Active Computerized Pharmacovigilance Using Natural Language Processing, Statistics, and Electronic Health Records: A Feasibility Study

Abstract
Objective: It is vital to detect the full safety profile of a drug throughout its market life. Current pharmacovigilance systems still have substantial limitations, however. The objective of our work is to demonstrate the feasibility of using natural language processing (NLP), the comprehensive Electronic Health Record (EHR), and association statistics for pharmacovigilance purposes. Design: Narrative discharge summaries were collected from the Clinical Information System at New York Presbyterian Hospital (NYPH). MedLEE, an NLP system, was applied to the collection to identify medication events and entities which could be potential adverse drug events (ADEs). Co-occurrence statistics with adjusted volume tests were used to detect associations between the two types of entities, to calculate the strengths of the associations, and to determine their cutoff thresholds. Seven drugs/drug classes (ibuprofen, morphine, warfarin, bupropion, paroxetine, rosiglitazone, ACE inhibitors) with known ADEs were selected to evaluate the system.

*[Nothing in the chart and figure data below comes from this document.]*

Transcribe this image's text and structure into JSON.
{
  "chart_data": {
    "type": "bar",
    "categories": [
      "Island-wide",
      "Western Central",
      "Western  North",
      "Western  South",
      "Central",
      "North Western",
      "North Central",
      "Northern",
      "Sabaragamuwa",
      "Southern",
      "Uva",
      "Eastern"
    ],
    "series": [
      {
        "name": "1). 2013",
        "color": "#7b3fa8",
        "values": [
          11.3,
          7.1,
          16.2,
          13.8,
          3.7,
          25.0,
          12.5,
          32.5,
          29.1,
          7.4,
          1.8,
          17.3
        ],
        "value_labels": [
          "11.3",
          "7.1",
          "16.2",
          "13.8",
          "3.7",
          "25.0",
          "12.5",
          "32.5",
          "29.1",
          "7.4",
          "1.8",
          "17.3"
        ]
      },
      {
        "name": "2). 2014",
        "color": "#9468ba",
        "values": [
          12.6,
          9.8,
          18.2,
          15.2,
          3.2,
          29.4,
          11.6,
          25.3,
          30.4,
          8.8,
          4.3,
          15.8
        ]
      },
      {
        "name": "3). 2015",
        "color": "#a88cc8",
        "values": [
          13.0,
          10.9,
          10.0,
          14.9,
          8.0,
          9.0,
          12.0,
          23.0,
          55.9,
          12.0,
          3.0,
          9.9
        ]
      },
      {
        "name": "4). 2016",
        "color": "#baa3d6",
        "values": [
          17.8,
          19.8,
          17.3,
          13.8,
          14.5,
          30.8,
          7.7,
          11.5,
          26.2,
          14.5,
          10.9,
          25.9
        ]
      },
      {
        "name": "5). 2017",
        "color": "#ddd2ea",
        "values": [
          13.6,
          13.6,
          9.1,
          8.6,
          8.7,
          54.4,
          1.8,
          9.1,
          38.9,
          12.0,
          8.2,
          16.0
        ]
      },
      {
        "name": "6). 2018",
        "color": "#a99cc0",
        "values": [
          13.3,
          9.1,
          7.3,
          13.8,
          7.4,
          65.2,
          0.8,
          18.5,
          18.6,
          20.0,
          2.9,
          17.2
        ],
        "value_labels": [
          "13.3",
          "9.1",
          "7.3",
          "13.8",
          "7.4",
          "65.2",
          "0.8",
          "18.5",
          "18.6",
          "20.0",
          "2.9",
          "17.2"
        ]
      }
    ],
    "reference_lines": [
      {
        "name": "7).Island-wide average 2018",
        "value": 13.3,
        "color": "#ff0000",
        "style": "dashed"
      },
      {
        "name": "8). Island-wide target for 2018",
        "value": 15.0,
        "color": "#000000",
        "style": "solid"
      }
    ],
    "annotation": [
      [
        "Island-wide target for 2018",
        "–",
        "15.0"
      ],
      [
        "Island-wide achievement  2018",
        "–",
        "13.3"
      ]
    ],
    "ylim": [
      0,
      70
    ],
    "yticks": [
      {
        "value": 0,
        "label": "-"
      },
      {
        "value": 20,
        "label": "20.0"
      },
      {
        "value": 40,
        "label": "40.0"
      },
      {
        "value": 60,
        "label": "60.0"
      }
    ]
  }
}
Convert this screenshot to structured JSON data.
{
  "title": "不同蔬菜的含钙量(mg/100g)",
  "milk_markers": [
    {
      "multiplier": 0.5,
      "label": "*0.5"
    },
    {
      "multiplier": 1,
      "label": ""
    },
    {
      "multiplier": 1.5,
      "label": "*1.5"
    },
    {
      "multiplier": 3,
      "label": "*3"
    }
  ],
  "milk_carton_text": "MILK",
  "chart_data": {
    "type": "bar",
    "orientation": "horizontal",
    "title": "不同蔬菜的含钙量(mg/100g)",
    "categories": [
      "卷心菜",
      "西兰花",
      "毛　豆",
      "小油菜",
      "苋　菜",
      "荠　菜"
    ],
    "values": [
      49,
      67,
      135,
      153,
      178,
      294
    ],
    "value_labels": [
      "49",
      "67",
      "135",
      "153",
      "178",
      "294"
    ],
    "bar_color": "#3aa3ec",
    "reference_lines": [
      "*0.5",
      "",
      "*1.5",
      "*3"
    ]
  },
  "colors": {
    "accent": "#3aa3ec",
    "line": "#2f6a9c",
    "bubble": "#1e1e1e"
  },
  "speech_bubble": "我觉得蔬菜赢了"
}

Results: One hundred thirty-two potential ADEs were found to be associated with the 7 drugs. Overall recall and precision were 0.75 and 0.31 for known ADEs respectively. Importantly, qualitative evaluation using historic roll back design suggested that novel ADEs could be detected using our system. Conclusions: This study provides a framework for the development of active, high-throughput and prospective systems which could potentially unveil drug safety profiles throughout their entire market life. Our results demonstrate that the framework is feasible although there are some challenging issues. To the best of our knowledge, this is the first study using comprehensive unstructured data from the EHR for pharmacovigilance.